Professor de filosofia da Universida­de Federal do Sul da Bahia, é editor dos Cadernos Nietzsche

Em artigo no jornal A Tarde em 2009, Caetano Veloso, que compôs “Beleza Pura” inspirado nos versos da canção “O Violeiro”, de Elomar, confessa ter tido vontade de cantar em show a canção que lhe inspirou, mas não foi adiante porque não se conformava em não atingir o grave de Elomar.

Esse gesto talvez explique o silêncio por parte de nossos músicos mais consagrado­s em torno da obra de Elomar.

Num país em que a música popular é um dos pináculos de sua expressão artística, o não enfrentame­nto à obra de um de seus maiores compositor­es é incompreen­sível. Contudo, no interior do que poderíamos chamar de cânone em torno da obra elomariana, o silêncio vem sendo rompido.

Acaba de ser lançado o álbum “Estradar”, um dueto para voz e piano com Verlucia Nogueira e Tiago Fusco.

Com 13 canções, a obra de Elomar é cantada acompanhad­a por um piano, do início ao fim.
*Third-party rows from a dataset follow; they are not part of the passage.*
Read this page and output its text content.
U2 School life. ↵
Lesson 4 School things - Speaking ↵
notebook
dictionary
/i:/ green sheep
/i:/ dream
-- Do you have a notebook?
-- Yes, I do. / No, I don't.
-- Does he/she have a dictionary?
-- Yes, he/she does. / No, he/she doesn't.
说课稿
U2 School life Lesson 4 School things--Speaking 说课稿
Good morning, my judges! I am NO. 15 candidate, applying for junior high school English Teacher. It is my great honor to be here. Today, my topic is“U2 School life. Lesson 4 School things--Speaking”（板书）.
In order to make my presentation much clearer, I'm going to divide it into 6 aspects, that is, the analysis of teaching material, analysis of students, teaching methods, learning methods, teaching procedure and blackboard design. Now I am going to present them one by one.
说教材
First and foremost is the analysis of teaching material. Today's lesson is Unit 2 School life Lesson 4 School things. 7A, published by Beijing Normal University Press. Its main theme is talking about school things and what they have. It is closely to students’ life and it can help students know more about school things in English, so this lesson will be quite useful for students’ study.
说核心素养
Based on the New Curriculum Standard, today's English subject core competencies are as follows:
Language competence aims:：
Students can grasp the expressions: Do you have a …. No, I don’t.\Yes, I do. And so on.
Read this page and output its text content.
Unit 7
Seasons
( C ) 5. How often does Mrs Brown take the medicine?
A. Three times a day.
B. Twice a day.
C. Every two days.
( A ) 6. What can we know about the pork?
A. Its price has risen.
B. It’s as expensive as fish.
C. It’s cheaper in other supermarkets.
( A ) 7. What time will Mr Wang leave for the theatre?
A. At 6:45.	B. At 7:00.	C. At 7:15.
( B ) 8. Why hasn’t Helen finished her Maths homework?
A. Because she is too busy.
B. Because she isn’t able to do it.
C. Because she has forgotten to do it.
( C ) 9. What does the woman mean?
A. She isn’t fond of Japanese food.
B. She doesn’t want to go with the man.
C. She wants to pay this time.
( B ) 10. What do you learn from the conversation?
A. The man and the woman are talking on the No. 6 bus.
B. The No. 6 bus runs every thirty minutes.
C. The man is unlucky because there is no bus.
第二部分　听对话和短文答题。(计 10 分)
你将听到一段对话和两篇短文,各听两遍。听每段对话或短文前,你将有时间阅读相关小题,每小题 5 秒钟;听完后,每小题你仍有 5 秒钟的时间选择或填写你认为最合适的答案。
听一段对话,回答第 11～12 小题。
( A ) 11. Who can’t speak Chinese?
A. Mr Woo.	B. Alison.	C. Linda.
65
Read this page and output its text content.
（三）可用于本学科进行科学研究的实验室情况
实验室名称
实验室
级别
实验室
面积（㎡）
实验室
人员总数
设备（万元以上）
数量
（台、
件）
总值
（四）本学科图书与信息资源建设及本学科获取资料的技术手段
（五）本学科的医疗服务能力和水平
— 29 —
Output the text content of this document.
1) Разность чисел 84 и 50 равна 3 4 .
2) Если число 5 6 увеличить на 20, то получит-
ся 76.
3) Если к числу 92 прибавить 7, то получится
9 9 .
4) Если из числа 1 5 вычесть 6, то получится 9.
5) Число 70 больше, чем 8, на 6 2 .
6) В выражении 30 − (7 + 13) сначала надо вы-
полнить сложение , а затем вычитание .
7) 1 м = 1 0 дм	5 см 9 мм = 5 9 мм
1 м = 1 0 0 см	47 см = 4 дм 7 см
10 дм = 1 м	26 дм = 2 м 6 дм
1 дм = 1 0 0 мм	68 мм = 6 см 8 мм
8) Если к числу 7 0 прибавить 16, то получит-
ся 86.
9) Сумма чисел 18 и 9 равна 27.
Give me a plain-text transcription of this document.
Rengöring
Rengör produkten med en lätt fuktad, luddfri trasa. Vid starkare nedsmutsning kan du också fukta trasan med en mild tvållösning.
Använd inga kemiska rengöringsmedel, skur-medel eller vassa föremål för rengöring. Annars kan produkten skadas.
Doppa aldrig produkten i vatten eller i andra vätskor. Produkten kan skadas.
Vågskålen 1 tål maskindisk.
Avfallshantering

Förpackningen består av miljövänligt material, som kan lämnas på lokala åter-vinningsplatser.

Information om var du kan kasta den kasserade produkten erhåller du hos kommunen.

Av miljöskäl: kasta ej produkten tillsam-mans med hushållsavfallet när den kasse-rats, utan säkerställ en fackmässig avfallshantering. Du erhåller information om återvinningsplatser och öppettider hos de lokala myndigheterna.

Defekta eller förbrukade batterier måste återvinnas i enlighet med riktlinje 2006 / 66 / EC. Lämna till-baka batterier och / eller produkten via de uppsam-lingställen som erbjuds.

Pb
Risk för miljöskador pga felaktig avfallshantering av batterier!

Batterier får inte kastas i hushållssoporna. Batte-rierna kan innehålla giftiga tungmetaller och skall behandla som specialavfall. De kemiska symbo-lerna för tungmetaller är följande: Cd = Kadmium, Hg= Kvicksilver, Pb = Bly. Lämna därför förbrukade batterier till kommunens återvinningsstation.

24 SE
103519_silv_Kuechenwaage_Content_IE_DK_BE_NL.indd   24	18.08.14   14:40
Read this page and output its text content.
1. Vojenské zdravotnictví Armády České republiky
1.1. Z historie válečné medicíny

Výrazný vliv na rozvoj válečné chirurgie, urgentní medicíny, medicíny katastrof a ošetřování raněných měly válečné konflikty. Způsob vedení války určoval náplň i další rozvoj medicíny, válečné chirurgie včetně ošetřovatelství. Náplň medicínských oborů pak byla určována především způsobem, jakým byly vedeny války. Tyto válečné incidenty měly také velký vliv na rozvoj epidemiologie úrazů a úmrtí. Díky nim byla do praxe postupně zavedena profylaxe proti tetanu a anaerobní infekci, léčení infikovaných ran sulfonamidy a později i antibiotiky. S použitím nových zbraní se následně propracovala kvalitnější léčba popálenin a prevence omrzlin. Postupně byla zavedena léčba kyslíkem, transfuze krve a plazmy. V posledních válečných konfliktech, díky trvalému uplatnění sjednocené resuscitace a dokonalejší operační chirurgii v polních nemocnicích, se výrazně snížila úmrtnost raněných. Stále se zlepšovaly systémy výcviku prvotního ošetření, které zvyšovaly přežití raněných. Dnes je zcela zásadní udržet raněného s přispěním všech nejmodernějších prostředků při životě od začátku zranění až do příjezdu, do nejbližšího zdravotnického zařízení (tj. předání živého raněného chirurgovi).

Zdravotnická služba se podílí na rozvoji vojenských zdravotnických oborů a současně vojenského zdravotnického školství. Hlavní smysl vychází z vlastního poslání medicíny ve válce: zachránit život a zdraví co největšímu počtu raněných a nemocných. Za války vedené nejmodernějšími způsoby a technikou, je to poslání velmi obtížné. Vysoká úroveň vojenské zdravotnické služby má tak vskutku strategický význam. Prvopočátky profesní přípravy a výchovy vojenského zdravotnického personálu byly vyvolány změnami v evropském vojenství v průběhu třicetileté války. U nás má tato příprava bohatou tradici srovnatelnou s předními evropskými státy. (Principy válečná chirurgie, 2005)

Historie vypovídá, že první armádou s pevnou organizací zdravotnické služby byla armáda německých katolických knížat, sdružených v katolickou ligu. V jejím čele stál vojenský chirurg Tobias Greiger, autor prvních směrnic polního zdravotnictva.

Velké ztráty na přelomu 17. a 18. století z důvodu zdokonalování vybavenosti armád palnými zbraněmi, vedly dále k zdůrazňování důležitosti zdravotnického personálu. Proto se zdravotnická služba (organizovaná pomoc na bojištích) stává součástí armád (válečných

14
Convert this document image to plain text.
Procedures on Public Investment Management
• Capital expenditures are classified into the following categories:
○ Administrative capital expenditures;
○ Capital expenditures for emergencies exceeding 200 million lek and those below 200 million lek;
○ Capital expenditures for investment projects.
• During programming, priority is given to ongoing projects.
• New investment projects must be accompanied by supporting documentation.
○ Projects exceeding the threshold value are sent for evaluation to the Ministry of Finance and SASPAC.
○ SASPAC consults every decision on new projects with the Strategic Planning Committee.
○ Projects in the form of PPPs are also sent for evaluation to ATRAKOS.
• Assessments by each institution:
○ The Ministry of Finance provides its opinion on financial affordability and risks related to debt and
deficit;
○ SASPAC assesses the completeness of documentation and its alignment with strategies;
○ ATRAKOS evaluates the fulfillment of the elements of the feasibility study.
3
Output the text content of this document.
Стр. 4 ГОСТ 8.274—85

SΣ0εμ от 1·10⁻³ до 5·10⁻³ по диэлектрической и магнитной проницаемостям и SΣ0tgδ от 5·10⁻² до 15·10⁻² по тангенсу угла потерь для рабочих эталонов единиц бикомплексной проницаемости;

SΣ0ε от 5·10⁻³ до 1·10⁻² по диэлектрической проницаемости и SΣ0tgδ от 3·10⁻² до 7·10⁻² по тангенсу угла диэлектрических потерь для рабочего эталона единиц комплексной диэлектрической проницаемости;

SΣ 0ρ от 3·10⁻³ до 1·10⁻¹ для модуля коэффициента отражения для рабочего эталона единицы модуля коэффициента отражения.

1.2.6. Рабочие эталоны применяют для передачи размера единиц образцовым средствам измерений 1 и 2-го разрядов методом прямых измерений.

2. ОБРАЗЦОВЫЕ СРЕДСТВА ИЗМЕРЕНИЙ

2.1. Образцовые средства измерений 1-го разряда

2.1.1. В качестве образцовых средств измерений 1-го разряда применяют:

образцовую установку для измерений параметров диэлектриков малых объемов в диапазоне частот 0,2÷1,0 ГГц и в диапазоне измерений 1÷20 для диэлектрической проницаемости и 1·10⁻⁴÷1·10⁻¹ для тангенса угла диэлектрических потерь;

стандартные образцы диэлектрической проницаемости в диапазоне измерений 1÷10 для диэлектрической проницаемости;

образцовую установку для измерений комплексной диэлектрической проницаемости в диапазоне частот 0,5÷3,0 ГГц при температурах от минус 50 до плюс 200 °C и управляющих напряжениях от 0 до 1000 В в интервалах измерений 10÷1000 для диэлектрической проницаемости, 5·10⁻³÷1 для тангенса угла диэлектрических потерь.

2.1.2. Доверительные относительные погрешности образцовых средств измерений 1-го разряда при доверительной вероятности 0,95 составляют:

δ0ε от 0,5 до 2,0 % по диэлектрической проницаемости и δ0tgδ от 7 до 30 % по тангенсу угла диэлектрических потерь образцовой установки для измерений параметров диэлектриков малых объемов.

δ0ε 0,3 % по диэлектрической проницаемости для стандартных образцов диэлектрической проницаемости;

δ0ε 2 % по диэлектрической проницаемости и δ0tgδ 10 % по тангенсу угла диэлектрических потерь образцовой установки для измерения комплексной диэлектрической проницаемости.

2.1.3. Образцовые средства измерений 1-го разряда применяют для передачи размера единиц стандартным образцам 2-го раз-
Deve-se louvar ocuidado com o desafio de gravá-lo.

Nesse caso, aquele cuidado de Caetano de não traspor a tonalidade do registro grave para o agudo é aqui enfrentado, resultando em arranjos límpidos e claros. Primeiro pelo registro da própria voz feminina. Além disso, é possível que uma transposiç­ão “fiel” das harmonias originais tornasse as canções menos solares, com o piano ocupando um espaço da voz para além do desejado.

Ao comparar o piano de Tiago Fusco com o de Arthur Moreira Lima, com quem Elomar gravou nos anos 1980, ou ao cotejar seu arranjo com a partitura original para violão, o resultado é o que poderíamos chamar de arranjo minimalist­a, porque a progressão harmônica prescinde aqui e acolá de acordes e de notas.

Quanto ao repertório, o “Estradar” traz canções mais conhecidas do público de Elomar, embora deixe de fora as mais conhecidas do grande público. “Bespa” abre o disco no melhor espírito do compositor, porque estabelece aquele diálogo de perguntas e respostas, aqui da voz com o piano.

Já se ouviram traços impression­istas na obra de Elomar, não por uma espécie de influência laboriosa, mas por esses mistérios culturais de formatos musicais que nunca morrem e demonstram o princípio dos indiscerní­veis.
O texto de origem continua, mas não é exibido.